All your points are completely valid, but I'd still prefer to have one log4j style package (can have multiple targets if you wish) that comes w/ common loggers you'd want, plus the stuff to easily build own loggers when required.
A little like NIO, which also comes with HTTP and WebSockets, but doesn't leave out the option to have more complex additional loggers outside (like HTTP/2 or SSL live outside of NIO).

For now, you need to do swift build -c release -Xswiftc -cross-module-optimization to fix the slowness without @inlinable. In the future, this should become the default with SwiftPM :slight_smile:.

Taking this to the extreme is absolutely not what I'm hoping for. Unfortunately, I wasn't very clear with my language regarding modules and packages.
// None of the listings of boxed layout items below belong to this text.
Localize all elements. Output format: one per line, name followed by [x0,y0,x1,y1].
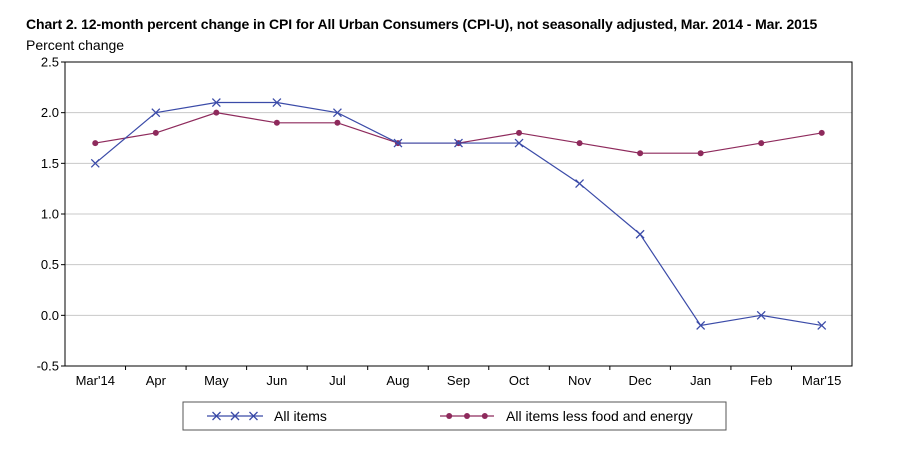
y-tick-label: -0.5 [37,359,59,374]
y-tick-label: 2.5 [41,55,59,70]
x-tick-label: Nov [568,373,592,388]
x-marker [249,411,258,421]
x-tick-label: Jan [690,373,711,388]
dot-marker [273,119,280,126]
dot-marker [758,140,765,147]
x-marker [514,138,524,148]
series-line [95,112,822,154]
y-tick-label: 1.5 [41,156,59,171]
x-marker [696,321,706,330]
x-marker [756,310,766,320]
x-marker [151,108,161,118]
dot-marker [464,413,470,419]
legend: All items All items less food and energy [182,401,727,431]
legend-item-1: All items less food and energy [440,408,693,424]
x-marker [211,98,221,107]
dot-marker [818,129,825,136]
x-tick-label: Jun [266,373,287,388]
x-marker [393,138,403,148]
y-tick-label: 0.5 [41,257,59,272]
y-axis-label: Percent change [26,37,125,53]
dot-marker [516,129,523,136]
dot-marker [637,150,644,157]
x-marker [272,98,282,107]
x-marker [90,158,100,168]
dot-marker [481,413,488,419]
series-0 [90,98,827,330]
x-marker [635,229,645,239]
series-1 [92,109,825,157]
dot-marker [697,150,704,157]
x-marker [454,138,463,148]
x-tick-label: Mar'14 [76,373,115,388]
x-tick-label: Apr [146,373,167,388]
y-tick-label: 0.0 [41,308,59,323]
x-marker [817,321,827,330]
dot-marker [152,129,159,136]
x-axis-ticks: Mar'14 Apr May Jun Jul Aug Sep Oct Nov Dec Jan Feb M… [76,366,841,388]
legend-item-0: All items [207,408,327,424]
x-tick-label: Mar'15 [802,373,841,388]
x-marker [230,411,240,421]
x-marker [575,179,585,189]
dot-marker [334,119,341,126]
x-tick-label: Aug [386,373,409,388]
x-tick-label: Dec [629,373,653,388]
x-tick-label: May [204,373,229,388]
legend-label: All items less food and energy [506,408,693,424]
x-marker [212,411,221,421]
x-tick-label: Jul [329,373,346,388]
chart-title: Chart 2. 12-month percent change in CPI … [26,16,818,32]
x-tick-label: Feb [750,373,772,388]
x-marker [332,108,342,118]
x-tick-label: Sep [447,373,470,388]
dot-marker [213,109,220,116]
y-tick-label: 2.0 [41,105,59,120]
y-tick-label: 1.0 [41,207,59,222]
y-axis-ticks: 2.5 2.0 1.5 1.0 0.5 0.0 -0.5 [37,55,65,374]
x-tick-label: Oct [509,373,530,388]
dot-marker [92,140,99,147]
dot-marker [576,140,583,147]
dot-marker [446,413,453,419]
series-layer [90,98,827,330]
legend-label: All items [274,408,327,424]
gridlines [65,112,852,316]
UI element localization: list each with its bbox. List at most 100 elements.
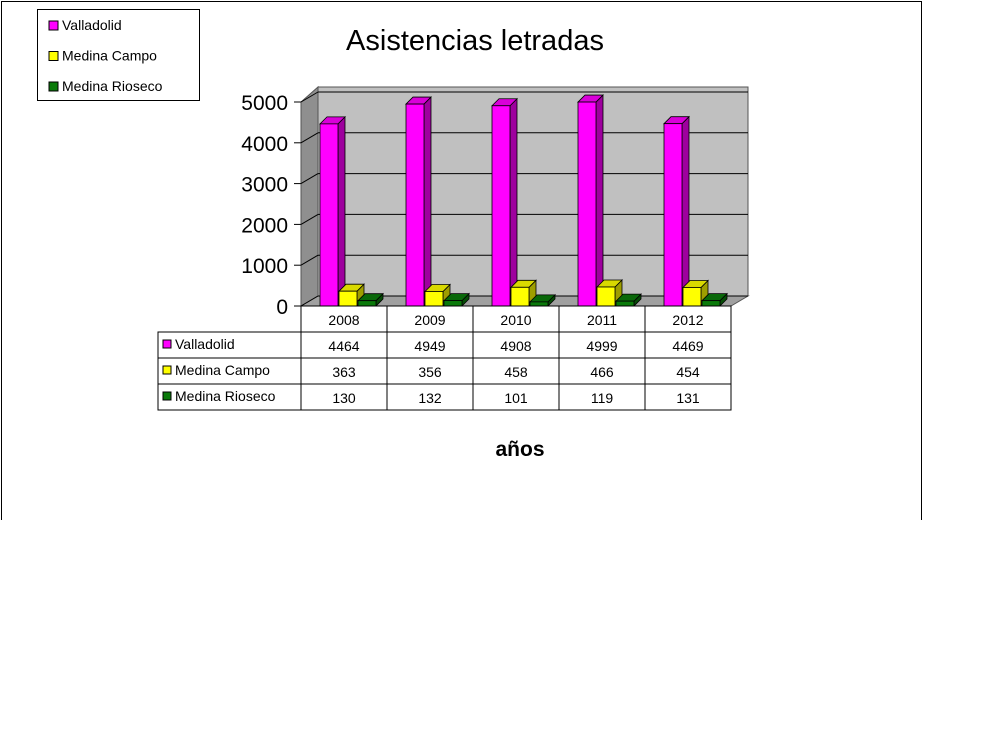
bar-side <box>595 94 604 307</box>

I'd be 100% happy if there's just one big "middle piece" package that has all the required log destinations, formatters, options, ... I'd also be happy with 2 or 3 middle piece packages and a lot of destination/formatter packages. Remember, you'd use SwiftLog, one middle piece, maybe 1 or 2 destinations and probably one formatter. Even in the case that they're all from separate packages, that'd make 5 packages.
What I expect is a number of "bigger" middle piece/backend packages that ship a large number of options. But only time can tell.

The main intent of my post was "Why is it not all in SwiftLog?". If somebody wants a very small number of packages, they could still create a package that contains everything they want apart from the API (SwiftLog). That would make it 2 packages for logging and I think that's cool.